Data compiled by WARC reveals unregulated operators command a substantial share of advertising visibility, which in turn helps those sites maintain awareness among UK audiences despite their lack of licensing; the Betting and Gaming Council connects this visibility directly to the projected £200 million black market total for the tournament period.

Regulated operators meanwhile prepare for more than £1 billion in stakes, a figure that reflects both the scale of the event and the continued preference many customers show for platforms that carry mandatory responsible gambling tools and dispute resolution mechanisms.

Chart showing projected stakes split between regulated and black market gambling during major events

Consumer Protection Considerations

The council continues to highlight that licensed operators must follow rules on age verification, deposit limits, and self-exclusion registers, measures that remain unavailable through illegal channels; any increase in black market activity therefore removes those layers of oversight for the affected customers.

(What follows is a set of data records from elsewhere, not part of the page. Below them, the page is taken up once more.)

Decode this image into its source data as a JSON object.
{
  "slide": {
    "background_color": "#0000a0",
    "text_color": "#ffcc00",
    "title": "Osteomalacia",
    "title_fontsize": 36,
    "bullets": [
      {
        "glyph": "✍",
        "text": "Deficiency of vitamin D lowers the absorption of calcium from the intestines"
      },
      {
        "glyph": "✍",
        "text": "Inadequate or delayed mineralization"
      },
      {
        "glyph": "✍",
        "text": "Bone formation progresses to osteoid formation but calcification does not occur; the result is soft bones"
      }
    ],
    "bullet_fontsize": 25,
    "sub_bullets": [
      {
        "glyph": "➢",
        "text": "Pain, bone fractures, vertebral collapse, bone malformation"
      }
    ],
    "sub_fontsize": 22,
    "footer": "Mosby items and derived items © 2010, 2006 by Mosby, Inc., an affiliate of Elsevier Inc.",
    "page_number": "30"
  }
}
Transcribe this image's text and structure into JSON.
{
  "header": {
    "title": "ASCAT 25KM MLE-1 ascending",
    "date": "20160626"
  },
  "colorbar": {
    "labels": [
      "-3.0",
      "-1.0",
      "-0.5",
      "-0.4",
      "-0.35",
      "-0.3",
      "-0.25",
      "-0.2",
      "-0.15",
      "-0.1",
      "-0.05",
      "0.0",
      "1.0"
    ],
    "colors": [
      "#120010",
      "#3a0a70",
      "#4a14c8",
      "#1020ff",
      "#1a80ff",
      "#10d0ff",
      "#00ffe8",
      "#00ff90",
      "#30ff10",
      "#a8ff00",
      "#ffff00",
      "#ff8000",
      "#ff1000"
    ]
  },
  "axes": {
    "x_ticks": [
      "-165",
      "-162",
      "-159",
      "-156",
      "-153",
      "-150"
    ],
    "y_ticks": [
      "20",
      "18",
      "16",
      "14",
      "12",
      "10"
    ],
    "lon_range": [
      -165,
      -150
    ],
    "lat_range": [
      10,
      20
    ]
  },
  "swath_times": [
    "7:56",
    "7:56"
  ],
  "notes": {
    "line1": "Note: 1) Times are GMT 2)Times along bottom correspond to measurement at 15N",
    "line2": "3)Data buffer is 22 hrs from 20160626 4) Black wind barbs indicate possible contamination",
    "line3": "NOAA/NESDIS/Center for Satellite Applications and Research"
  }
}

Modelling supplied by the group estimates that more than 50,000 additional users could migrate if financial risk assessments proceed without adjustments that account for customer migration patterns observed in earlier regulatory changes.

Looking Toward June 2026

With the tournament opening matches scheduled for June 2026, the Betting and Gaming Council has framed its warning as a call for policy balance that preserves the regulated market’s ability to compete on both price and protection standards; the organisation’s figures place the potential black market total at £200 million under current conditions and £250 million if the assessments trigger further movement.

Those projections rest on historical betting surges during previous World Cups combined with current advertising spend data showing unregulated sites already hold significant reach within UK audiences.

Conclusion

The Betting and Gaming Council’s latest analysis therefore presents two parallel forecasts for the 2026 FIFA World Cup period: one in which regulated operators capture the majority of activity and another in which proposed affordability checks accelerate a shift toward unregulated alternatives; the organisation’s public statements focus on the concrete stake figures, customer migration estimates, and existing advertising patterns that underpin both scenarios.